Calculating Many-Body Correlator: c$_{L}^{\dagger}$d

[gonadas91]

Hi all, I am trying to calculate the correlator between two different creation and annihilation operators on a many body system. The system is composed by two wires (left and right) and an energy level between them $\epsilon_{0}$. So we have the creation and annihilation operators on the wires, $c_{L,R}^{\dagger},c_{L,R}$, and the ones with the dot level $d^{\dagger}, d$. Then, how could I find out the correlator (equal time correlation):

\begin{eqnarray*}
\langle c_{L}^{\dagger}(x)d\rangle
\end{eqnarray*}

Any ideas?

 

[eljose79]

Hello,

To find the correlator between two different creation and annihilation operators on a many body system, we can use the following formula:

\begin{eqnarray*}
\langle c_{L}^{\dagger}(x)d\rangle = \frac{\langle \Psi | c_{L}^{\dagger}(x)d |\Psi \rangle}{\langle \Psi | \Psi \rangle}
\end{eqnarray*}

where $|\Psi \rangle$ is the state vector of the many body system.

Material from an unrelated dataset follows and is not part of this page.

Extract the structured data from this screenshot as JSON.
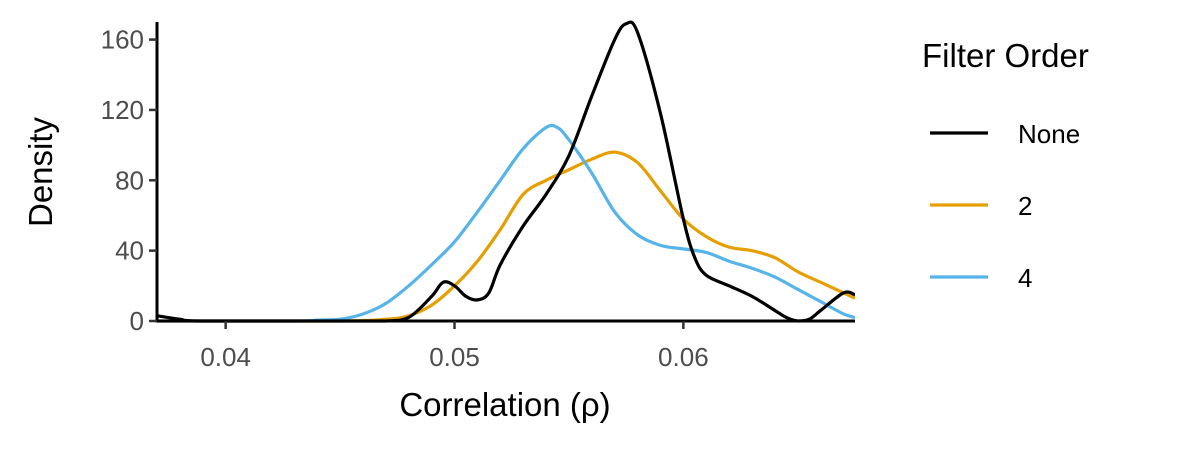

To calculate this correlator, we first need to determine the state vector $|\Psi \rangle$. This can be done by solving the Schrödinger equation for the system, which will give us the energy eigenstates and their corresponding eigenvalues.

Next, we can express the creation and annihilation operators in terms of the energy eigenstates. For example, we can write $c_{L}^{\dagger}(x)$ as a linear combination of the energy eigenstates $|n \rangle$:

\begin{eqnarray*}
c_{L}^{\dagger}(x) = \sum_{n} c_{L}^{\dagger}(x)|n \rangle
\end{eqnarray*}

We can do the same for the other operators $c_{L}, d^{\dagger}, d$. Then, we can substitute these expressions into the formula above to calculate the correlator.

I hope this helps. Let me know if you have any further questions or need clarification. Good luck with your calculations!